Plusieurs élus des troupes de Marine Le Pen s'amusent également à prendre une photo qui ressemble trait pour trait à une autre prise par des députés insoumis après les législatives anticipées de juin 2022.

Là où Sébastien Delogu et Carlos Martens Bilongo posent avec leurs nouveaux collègues Aly Diouara et Raphaël Arnault avec la mention "RN pas content", c'est cette fois-ci le tour de Julien Odoul, Laurent Jacobelli, Yoann Gillet et Bryan Masson de se mettre en scène, avec le numéro du mois d'avril de Frontières entre les mains

"Sur la photo de LFI, on a l'impression qu'ils sont à la maison, qu'ils vont faire leur loi, imposer leur pratique.

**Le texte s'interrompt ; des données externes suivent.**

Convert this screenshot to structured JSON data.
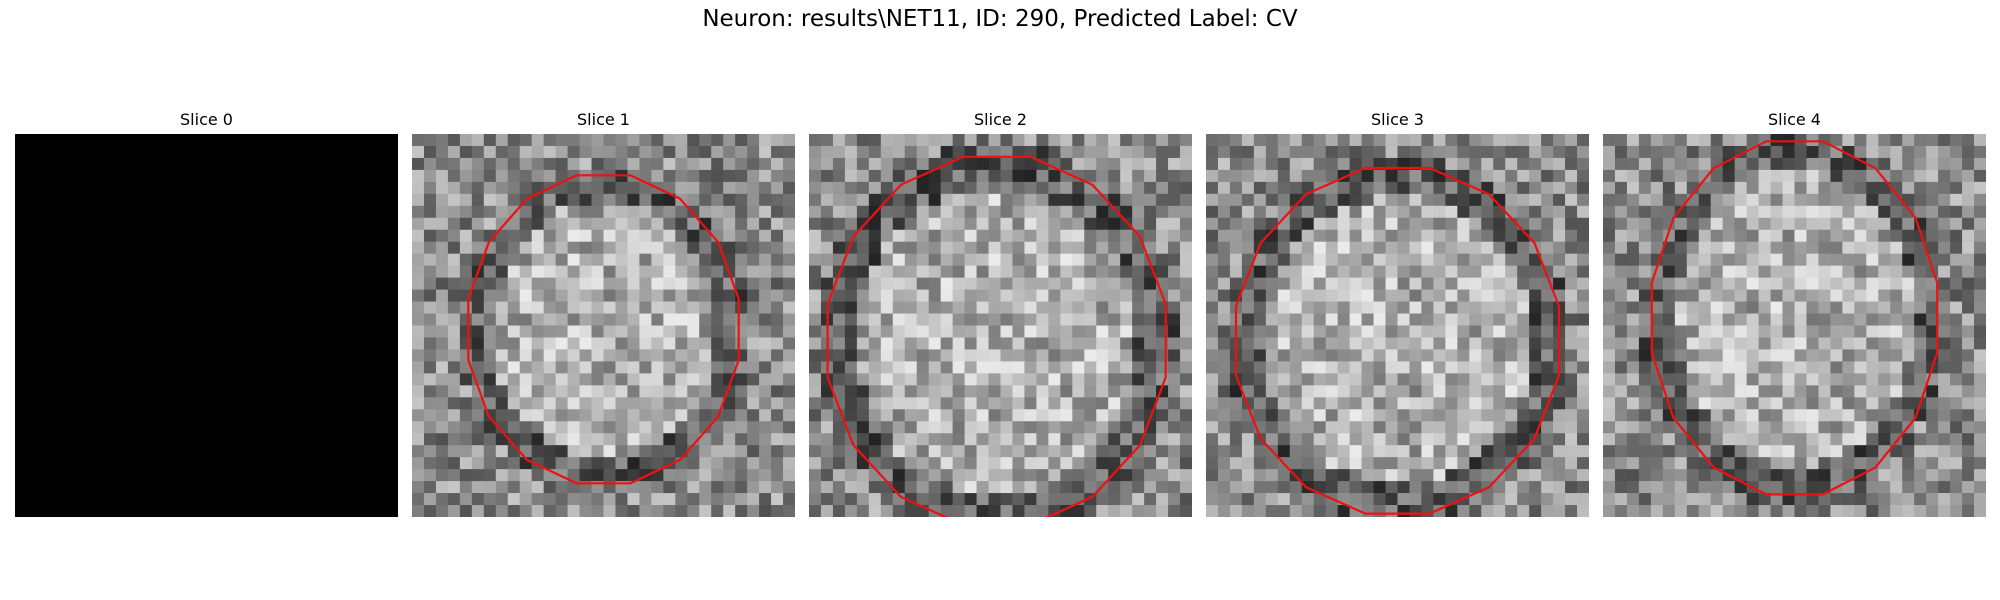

Et malheureusement, c'est un peu ce qu'il se passe", juge le député RN Julien Odoul auprès de BFMTV.com.

Frontières peut-être bientôt interdit à l'Assemblée

Si les députés du parti de Jordan Bardella reprennent dès ce jeudi la parole dans l'hémicycle, ils sont plusieurs à répondre aux questions de Frontières ce jeudi matin. C'est par exemple le cas de Caroline Parmentier, elle-même ancienne journaliste à Présent, un journal aujourd'hui disparu, proche des mouvements catholiques traditionnalistes. Elle juge dans une vidéo publiée sur le compte X du média que les salariés y font "du vrai journalisme".

À gauche, on s'active. Les députés écologistes demandent au bureau de l'Assemblée nationale la suspension temporaire et immédiate de l'accès au Palais-Bourbon à Frontières. Le média a annoncé de son côté dans un communiqué de presse avoir déposé plainte sans en préciser le motif.

L'affaire pourrait encore rebondir si le bureau de l'Assemblée décide dans les prochains jours de suivre la demande des écologistes.